Holyrood Election 2011
Scotland has chosen its government for the next five years, and the SNP have won a clear majority.
After a dramatic night of mostly SNP highs and Labour lows, the Nationalists crossed the 65-seat mark to ensure they will return to Holyrood in a much stronger position.
Labour lost many of their supposedly safe seats, but this was largely due to voters switching allegiance from the Liberal Democrats to the SNP.
Election map guide
When you click on your area of the map, you will see a constituency profile and the full results for this year's election. To see Edinburgh and Glasgow consituencies and the regional results, you can click on the tabs to the left.
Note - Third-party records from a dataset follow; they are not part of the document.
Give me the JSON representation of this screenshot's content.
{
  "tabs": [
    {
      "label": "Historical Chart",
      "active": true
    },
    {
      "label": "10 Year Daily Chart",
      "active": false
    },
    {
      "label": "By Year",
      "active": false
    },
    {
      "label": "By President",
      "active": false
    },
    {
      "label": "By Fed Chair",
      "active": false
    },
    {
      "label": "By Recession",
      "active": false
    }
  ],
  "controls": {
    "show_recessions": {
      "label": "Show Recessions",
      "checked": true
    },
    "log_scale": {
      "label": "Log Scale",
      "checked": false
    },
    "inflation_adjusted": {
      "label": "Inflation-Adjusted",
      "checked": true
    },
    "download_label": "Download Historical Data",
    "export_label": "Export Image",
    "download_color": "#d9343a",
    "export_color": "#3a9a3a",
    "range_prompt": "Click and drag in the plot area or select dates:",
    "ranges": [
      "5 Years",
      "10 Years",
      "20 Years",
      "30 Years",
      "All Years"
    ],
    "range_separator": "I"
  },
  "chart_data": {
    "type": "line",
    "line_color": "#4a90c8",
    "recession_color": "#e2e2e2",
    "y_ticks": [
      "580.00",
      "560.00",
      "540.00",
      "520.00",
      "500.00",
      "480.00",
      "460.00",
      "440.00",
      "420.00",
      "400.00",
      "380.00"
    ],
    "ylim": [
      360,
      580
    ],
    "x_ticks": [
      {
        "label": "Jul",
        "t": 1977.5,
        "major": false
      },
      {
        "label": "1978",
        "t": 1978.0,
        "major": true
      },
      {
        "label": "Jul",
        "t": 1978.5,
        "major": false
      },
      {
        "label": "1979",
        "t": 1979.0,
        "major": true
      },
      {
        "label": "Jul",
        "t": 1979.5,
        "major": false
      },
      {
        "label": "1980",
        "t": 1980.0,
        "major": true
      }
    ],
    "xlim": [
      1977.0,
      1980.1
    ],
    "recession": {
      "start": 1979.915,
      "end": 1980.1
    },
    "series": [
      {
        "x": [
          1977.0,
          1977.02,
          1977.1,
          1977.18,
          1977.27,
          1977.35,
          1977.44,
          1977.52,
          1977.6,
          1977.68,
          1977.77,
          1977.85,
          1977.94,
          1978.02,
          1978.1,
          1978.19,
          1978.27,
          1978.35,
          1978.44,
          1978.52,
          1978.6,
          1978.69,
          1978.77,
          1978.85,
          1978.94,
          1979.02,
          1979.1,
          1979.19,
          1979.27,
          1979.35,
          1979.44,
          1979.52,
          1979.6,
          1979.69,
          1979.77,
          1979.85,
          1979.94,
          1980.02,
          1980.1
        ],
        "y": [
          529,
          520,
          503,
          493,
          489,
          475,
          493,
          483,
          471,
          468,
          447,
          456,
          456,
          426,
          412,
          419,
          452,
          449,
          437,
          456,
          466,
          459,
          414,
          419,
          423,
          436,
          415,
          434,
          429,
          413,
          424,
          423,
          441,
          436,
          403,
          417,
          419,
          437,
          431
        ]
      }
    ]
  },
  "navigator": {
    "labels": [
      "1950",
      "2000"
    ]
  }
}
There have been significant boundary changes since the last election, so we have also included the notional 2007 results, which have been calculated in order to estimate which parties would have won each seat if the present boundaries had been in place.
Results explained
There are two ways in which MSPs are elected:
- Each of the 73 constituencies elects one Member of Parliament (MSP) by the first-past-the-post system, where the candidate with the largest number of votes wins the seat.
- In addition to this, a second vote is required to elect the seven additional MSPs for each of the eight regions (each formed by grouping together eight to ten consituencies), to fill the total of 129 seats. Regional MSPs are allocated seats using a formula which takes into account the number of constituency seats that an individual or party has already won. This method is known as party-list proportional representation.